Global Ionospheric Storm Prediction Based on Deep Learning Methods

In recent years, deep learning algorithms have been widely used for ionospheric prediction, but there are still shortcomings in predicting ionospheric storms, such as insufficient accuracy, poor prediction performance, and high false alarm rates. In order to solve this problem, this article takes the F10.7, Kp, ap, time factor, and historical TEC data as feature input models, and establishes a Mixed CNN-BiLSTM network to predict global TEC. The model is trained using the longest available (23 years) Global Ionospheric Map (GIM)-Total Electron Content (TEC) and evaluated from multiple perspectives to assess the accuracy of ionospheric storm predictions. The results indicate that using historical Total Electron Content (TEC) in the heliocentric coordinate system as input driving data achieves higher prediction accuracy compared to using historical TEC in the geocentric coordinate system. Additionally, by comparing different input parameters, it is found that incorporating the Kp, ap, and Dst as inputs to the model effectively improves its accuracy. Among the different models compared, the Mixed CNN-BiLSTM model achieves the highest prediction accuracy. Furthermore, the inclusion of the CNN module enhances the overall prediction accuracy, while incorporating the DNN module with geomagnetic indices improves the accuracy of long-term predictions.
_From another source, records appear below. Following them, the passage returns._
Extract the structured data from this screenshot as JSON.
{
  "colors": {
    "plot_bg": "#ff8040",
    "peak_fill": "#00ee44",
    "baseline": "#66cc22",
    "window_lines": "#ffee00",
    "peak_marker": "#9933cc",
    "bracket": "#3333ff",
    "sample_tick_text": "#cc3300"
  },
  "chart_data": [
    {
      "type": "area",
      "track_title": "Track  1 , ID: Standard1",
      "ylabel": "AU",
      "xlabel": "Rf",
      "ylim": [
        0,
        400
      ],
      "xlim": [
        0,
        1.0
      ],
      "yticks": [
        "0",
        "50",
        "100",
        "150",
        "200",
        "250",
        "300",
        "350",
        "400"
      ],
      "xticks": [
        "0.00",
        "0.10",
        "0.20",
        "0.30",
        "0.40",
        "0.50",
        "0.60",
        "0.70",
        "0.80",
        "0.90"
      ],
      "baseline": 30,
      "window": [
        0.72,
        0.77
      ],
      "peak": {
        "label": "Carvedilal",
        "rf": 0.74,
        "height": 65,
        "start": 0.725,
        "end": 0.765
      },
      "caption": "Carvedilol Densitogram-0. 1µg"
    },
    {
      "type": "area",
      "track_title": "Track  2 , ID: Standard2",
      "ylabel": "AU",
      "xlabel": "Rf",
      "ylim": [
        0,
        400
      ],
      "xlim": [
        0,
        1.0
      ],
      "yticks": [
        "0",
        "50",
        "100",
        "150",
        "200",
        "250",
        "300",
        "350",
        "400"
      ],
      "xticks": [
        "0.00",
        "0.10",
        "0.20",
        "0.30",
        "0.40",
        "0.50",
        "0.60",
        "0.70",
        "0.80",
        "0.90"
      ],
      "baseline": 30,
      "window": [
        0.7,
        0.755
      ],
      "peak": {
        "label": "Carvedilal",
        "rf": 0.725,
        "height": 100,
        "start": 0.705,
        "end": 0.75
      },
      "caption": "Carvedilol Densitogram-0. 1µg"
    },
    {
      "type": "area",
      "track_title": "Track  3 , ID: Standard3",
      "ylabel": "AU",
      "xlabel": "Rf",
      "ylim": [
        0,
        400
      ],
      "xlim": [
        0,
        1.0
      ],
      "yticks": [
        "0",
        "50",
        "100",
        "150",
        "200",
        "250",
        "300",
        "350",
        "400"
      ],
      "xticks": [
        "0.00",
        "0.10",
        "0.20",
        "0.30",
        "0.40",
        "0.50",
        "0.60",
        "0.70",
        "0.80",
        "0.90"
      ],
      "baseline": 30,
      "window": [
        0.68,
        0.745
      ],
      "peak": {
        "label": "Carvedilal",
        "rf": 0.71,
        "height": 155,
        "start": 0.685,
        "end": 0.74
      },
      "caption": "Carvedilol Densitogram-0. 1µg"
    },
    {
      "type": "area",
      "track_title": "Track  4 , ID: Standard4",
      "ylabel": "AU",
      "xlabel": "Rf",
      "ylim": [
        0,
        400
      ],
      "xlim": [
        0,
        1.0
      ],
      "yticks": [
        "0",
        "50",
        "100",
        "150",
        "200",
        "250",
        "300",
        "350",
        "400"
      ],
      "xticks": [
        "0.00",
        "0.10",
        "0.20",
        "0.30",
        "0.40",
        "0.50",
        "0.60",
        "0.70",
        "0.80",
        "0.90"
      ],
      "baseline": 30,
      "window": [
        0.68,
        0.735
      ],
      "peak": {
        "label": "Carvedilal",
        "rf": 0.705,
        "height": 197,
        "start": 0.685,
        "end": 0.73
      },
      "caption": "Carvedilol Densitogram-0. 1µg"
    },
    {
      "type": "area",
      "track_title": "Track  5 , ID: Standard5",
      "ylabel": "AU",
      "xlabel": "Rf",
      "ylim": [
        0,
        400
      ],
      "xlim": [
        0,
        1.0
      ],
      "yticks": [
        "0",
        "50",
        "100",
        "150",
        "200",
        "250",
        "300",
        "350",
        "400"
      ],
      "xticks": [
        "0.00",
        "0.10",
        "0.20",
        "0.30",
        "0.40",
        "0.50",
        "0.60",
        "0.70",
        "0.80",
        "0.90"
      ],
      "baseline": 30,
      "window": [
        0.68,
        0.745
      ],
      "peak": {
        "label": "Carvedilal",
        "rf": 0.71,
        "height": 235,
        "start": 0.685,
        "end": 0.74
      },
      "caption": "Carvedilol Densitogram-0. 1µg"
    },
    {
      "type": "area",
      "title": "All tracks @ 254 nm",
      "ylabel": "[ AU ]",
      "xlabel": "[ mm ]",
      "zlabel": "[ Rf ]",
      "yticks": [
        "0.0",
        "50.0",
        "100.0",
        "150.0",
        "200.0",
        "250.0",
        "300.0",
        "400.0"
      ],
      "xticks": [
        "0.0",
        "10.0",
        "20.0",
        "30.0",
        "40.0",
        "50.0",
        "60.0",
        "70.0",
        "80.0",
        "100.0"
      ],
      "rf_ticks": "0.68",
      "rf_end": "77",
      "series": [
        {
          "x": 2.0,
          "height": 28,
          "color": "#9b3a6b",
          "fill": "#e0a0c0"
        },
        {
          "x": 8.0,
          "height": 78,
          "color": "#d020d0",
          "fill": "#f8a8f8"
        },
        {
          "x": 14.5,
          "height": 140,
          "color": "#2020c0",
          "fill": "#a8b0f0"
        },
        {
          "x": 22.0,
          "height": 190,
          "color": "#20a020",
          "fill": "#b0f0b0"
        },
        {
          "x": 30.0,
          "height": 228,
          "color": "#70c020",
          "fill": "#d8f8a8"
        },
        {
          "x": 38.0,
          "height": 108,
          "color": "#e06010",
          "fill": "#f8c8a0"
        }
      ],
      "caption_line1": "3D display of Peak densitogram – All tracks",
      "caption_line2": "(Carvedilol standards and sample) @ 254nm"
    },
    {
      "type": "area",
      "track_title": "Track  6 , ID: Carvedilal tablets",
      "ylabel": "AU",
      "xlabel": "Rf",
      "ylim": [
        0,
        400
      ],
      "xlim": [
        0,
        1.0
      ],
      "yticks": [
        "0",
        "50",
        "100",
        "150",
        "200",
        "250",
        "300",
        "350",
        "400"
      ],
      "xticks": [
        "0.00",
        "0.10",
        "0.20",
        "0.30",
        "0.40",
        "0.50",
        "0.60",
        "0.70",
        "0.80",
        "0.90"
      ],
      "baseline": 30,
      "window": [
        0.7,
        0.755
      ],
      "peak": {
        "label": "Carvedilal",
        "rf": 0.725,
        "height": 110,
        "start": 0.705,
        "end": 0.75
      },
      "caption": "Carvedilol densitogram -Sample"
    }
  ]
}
Moreover, a comprehensive evaluation of the prediction results is conducted. In short-term predictions, the model accurately forecasts the occurrence, magnitude, and evolution process of ionospheric storms, as well as the variations in quiet-time TEC. When extending the prediction duration, although there are cases of false alarms, the model still captures the entire process of ionospheric storms in most events. It is also observed that the model performs better in daytime compared to nighttime, and the accuracy is higher in low-latitude regions compared to high-latitude regions. Additionally, the model exhibits higher accuracy in predicting positive storms compared to negative storms.